Pacific Brands – the household name you’ve never heard of

You may not be familiar with the name Pacific Brands, but you will almost certainly have heard of its brands. It is a designer, wholesaler and retailer of iconic Australian labels including Bonds, Sheridan, Berlei and Tontine.

Making hay while the sun shines

The years leading up to the global financial crisis (GFC) were a great time for Pacific Brands. Underwear, outerwear, footwear and bedding all went from strength to strength due to consumer spending, a buoyant economy and easy consumer credit. During this period Pacific Brands took on a large amount of debt, which it used for acquisitions. According to the company’s 2007 annual report, the company entered its 2008 financial year with a ‘platform for future growth’ and over A$900m in debt, nearly three times the total value the company reached at its nadir.

When it rains it pours

The wave of good fortune Pacific Brands enjoyed before the GFC suddenly reversed and the company found itself swimming against the tide on all fronts, including:

  1. A strengthening Australian dollar and elevated labour costs turned Pacific Brands’ manufacturing facilities from a competitive advantage into a burden.
  2. Pacific Brands’ customers (department stores and independent retailers) started to struggle as consumer spending weakened.
  3. Fashion swung against Pacific Brands with profitable hosiery sales declining across the industry.

Courage required

The future looked bleak but Pacific Brands took action. In a series of controversial decisions the company shed everything that was non-essential. It moved all manufacturing offshore to focus on design and distribution and discontinued its unprofitable third-tier brands.

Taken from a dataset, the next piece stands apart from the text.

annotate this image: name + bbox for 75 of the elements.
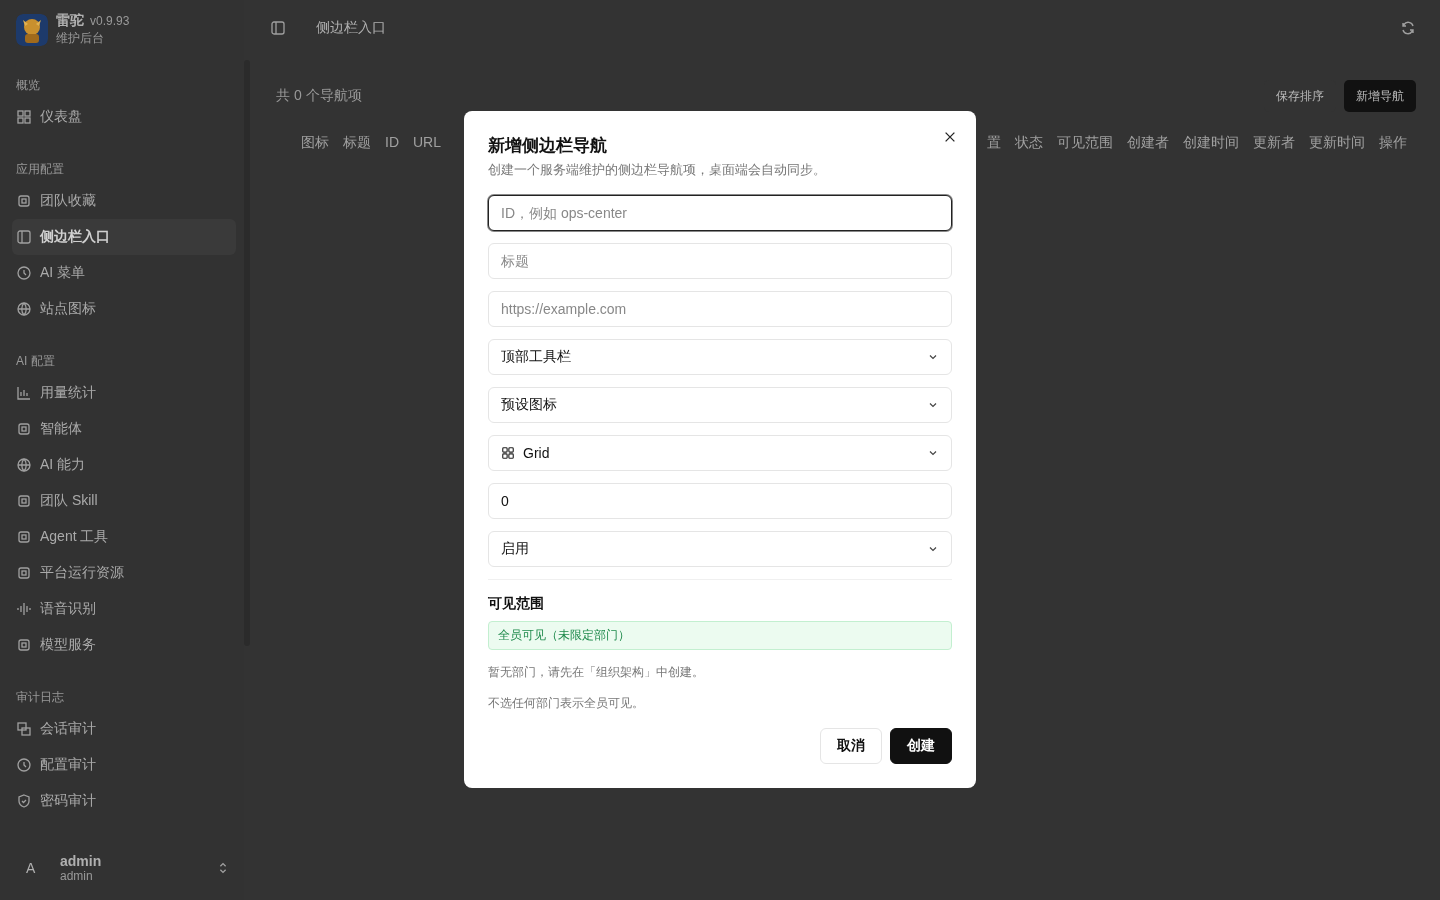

But things got worse. A major discount department store stopped selling branded goods and began to sell its own home brands, cutting off a major sales and distribution channel for Pacific Brands.

While many people wrote off Pacific Brands, we saw potential. We believed that Pacific Brands’ products would still find their way to consumers. We first invested in May 2011.

Pressures remained

This was not plain sailing for Pacific Brands, mainly for two reasons:

  1. Competition in apparel is fierce and foreign entrants were opening new stores to compete with Pacific Brands
  2. The Australian dollar fell, which squeezed profit margins for Pacific Brands.

But Pacific Brands defended well. Its stores were well received; its online stores had some of the highest conversion rates in the industry and the new stores were popular and profitable.

You have to be patient

As you can see from the chart it took us around three years to build our position in Pacific Brands. In 2015 the business then started to show signs of stabilisation. Profits were above expectations and there was growth in its key brands – both in wholesale and retail channels.

Pacific Brands’ share price and the Allan Gray Australia Equity Fund shareholdings

Source: Orbis and Bloomberg

A bit of luck

In April 2016, US underwear company Hanes Brands and Pacific Brands announced that they had reached a deal. Hanes went on to acquire Pacific Brands in July 2016 at $1.15 per share plus a special franked dividend, making the acquisition price effectively $1.19 per share for Australian shareholders of Pacific Brands. Having paid an average of around 65c per share, our investment in Pacific Brands certainly paid off for our investors.